In a perfect world, Ken Griffey, Jr. would be hitting home run number 700, not 600. The entire controversy of baseball's home run king, Barry Bonds, would be avoided to an extent. The fans of the game would be much more excited for Griffey, and the game of baseball would be better off.
All in all, "The Kid” would be in the thick of attempting to catch Bonds and claim the title of home run king.
Fans would have a man on top of the game who's never been mentioned in any of the steroid reports, a man who's done it the hard way. Naturally.
Griffey's long career has been marred by injuries. Let's look in-depth at his injury history and see what could have been. Injuries forced Junior to miss 260 out of 486 games from 2002 through 2004.
260 games. That's over a season and a half. If you consider that Griffey hit 41 home runs between 2002 and 2004 and 35 the very next season in 2005, if he had stayed injury free, one could add anywhere from 25-45 home runs to his total. He experienced season ending injuries in 2002, 2003, and 2003.

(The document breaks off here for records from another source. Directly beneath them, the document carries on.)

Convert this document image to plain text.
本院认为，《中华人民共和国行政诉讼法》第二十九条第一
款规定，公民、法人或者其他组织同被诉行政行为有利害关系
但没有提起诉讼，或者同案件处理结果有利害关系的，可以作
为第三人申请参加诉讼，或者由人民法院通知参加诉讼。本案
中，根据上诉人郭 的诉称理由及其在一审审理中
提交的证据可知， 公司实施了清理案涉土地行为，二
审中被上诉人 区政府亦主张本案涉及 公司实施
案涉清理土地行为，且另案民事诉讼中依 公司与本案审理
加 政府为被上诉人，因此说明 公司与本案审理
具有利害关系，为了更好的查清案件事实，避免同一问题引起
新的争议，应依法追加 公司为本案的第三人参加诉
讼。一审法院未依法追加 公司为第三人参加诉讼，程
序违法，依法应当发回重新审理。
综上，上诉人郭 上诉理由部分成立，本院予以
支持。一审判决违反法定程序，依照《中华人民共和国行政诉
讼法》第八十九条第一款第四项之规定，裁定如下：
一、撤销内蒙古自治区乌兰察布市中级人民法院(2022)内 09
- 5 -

Below are the statistics in what could be the best season of Griffey’s career. If Griffey could have kept pace with his MVP season in 1997, who knows what could have been possible.
Yr 1997 Ag 27 Tm SEA Lg AL G157 AB 608 HR 56 RBI 147 AVG .304
This is Griffey's 20th season in the big leagues and he has 599 career home runs as of today. If he had not been injured as much (from everything from running into outfield walls to breaking bones while playing with his child) Griffey and his swing (described as "majestic" and even "perfect") would eventually have a shot to be at the top of the home run list.
That's something that all baseball fans would welcome with open arms.